Two years after leaving China to study in Khabarovsk in Russia's Far East, Li Tuan Shan has made himself quite at home in Russia.
He has a Slavic nickname, Maxim, and a Slavic girlfriend, Katya. He hangs out with Russian friends in the one trendy club in this city 25 miles from the Chinese border. After he graduates, Mr. Li says he'd like to move to Moscow.
"There's not enough work in China these days," explains Li, sitting in a dorm room he's brightened up with plastic flowers and a technicolor bedspread from China. "Russia lets us in, so we come here, but other countries won't take us."
Such views make some Russians nervous.
Since the 1991 fall of the Soviet Union and the opening of borders, Russia has become for many Chinese what the US is to poorer Mexicans: a land of opportunity to the north. Though Russia has been in the grips of an economic crisis since last year, there are still jobs Russians can't or won't do that many Chinese are willing to take.
Some Chinese, such as Li, come to study, but most are traders and laborers who can triple their income working in Russia.
Demographers estimate that about 300,000 Chinese now live in the Russian Far East. If migration continues at the current rate, Russia's Chinese population could near 10 million by 2050, says demographer Zhanna Zayonchkovskaya of the Russian Academy of Sciences in Moscow. That would make Chinese the largest ethnic group in Russia behind Russians themselves, outstripping such communities as the Tatars and Ukrainians.
Most Russians don't look kindly on foreigners, especially anyone of non-European appearance. But those along the border with China feel the brunt of the changing relationship between their two countries, and they're profoundly ambivalent about the Chinese. Those Russians understand their economies have grown so intertwined that any break could mean disaster.
Still, "Russians are afraid that they will become an island in a vast Chinese sea," says Ms.

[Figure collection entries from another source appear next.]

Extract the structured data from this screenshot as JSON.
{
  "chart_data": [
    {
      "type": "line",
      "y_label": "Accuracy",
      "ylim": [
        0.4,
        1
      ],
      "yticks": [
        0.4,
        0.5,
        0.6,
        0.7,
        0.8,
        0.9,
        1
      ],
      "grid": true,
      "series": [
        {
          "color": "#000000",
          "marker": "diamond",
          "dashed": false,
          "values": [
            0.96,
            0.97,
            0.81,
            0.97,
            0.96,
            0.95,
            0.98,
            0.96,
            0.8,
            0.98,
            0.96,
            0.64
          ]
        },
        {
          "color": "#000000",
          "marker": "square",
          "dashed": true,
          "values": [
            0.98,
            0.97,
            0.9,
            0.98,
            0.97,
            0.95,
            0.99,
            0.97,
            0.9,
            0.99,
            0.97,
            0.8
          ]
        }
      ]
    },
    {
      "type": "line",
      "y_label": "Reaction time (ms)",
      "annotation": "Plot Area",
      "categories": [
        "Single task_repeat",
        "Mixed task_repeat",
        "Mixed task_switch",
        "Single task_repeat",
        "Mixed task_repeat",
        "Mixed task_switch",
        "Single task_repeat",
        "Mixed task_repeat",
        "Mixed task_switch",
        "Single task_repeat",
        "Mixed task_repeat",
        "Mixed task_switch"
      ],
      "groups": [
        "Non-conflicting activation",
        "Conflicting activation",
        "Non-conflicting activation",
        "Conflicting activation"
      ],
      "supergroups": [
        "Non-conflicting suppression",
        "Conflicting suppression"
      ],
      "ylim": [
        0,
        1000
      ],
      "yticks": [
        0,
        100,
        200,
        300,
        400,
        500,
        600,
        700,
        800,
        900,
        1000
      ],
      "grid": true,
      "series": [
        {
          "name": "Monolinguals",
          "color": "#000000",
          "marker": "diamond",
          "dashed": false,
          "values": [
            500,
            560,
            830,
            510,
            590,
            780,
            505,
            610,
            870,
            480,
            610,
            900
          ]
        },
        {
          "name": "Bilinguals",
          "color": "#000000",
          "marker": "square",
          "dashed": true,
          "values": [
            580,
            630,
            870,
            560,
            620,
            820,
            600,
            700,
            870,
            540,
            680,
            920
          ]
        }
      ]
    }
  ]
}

Zayonchkovskaya.
The slowdown of the Asian economy, which began well before Russia's, and China's efforts to restructure inefficient industries have driven up unemployment to 20 percent in some regions and sparked a global exodus.
"No other country can match China for sheer numbers of immigrants moving through the world," says Wilya Gelbras, a Sinologist at Moscow State University.
China abuts a Russian territory that is emptying as the birthrate falls and as more people move to the relative comfort of western Russia. The nine regions of the Russian Far East have a population of 7.4 million, while the three Chinese provinces just across the border are home to 300 million.
Official trade between Russia and China amounted to just $5.5 billion in 1998. But real trade, which includes small merchants shuttling between the two countries, is at least double that. About 30 percent of the economy in Khabarovsk is tied to China, estimates China expert Ms. Gelbras.
In Khabarovsk, store shelves are lined with Chinese fruit and vegetables. The granite fountains in the town's central square and countless buildings were built by Chinese laborers. And every weekend, Russians crowd into the Vyborgsky market to buy everything from cheap thermoses to tennis shoes hauled here by Chinese traders.
Russians admire the Chinese for their eagerness to work but fear the desperation behind that drive.
"I'd like to hire fewer Chinese, because I feel bad for the Russians," says Anatoly Krutko, a Khabarovsk building contractor. "But I end up thinking, 'Why can't the Russians work like the Chinese?' "
Like poor migrants everywhere, many Chinese in Russia are willing to live in grim conditions - often 10 to a room. Most of the money they earn is sent home.
Every summer, Chinese farm workers toil in fields abandoned by decaying Rus-sian collective farms. They live in shabby housing without indoor plumbing. Yet "their harvest is better," says Yekaterina Motrich, an economist at the Khabarovsk branch of the Russian Academy of Sciences. "They set a good example for the Russians, who themselves have started working harder."
Most Russians, however, would prefer that the Chinese do their jobs and leave. The wariness stems in part from a history of border skirmishes between the Chinese and Soviets that continued until 1970. If the old Soviet Union was a political and military match for China, the new Russia isn't, which makes Russians feel particularly vulnerable.
"The Chinese themselves say from time to time that the Far East is their territory," Mr. Krutko says, "and we feel the danger."
BUT younger Russians seem more willing to accept the Chinese presence, and there are signs of a turnabout: Competition is stiff for a place at Khabarovsk's special Chinese-language grammar school.
In hallways decorated with red lanterns and murals of dragons, students frantically copy one another's homework as others rush to class. First-graders stand to greet visitors in Chinese and determinedly scratch out simple characters on the blackboard.
The older students at School No. 4 have moved beyond their parents' mind-set to a more pragmatic view.
"The situation between the countries is only going to get closer," says teenager Tanya Boroznyak. "Our future is with them."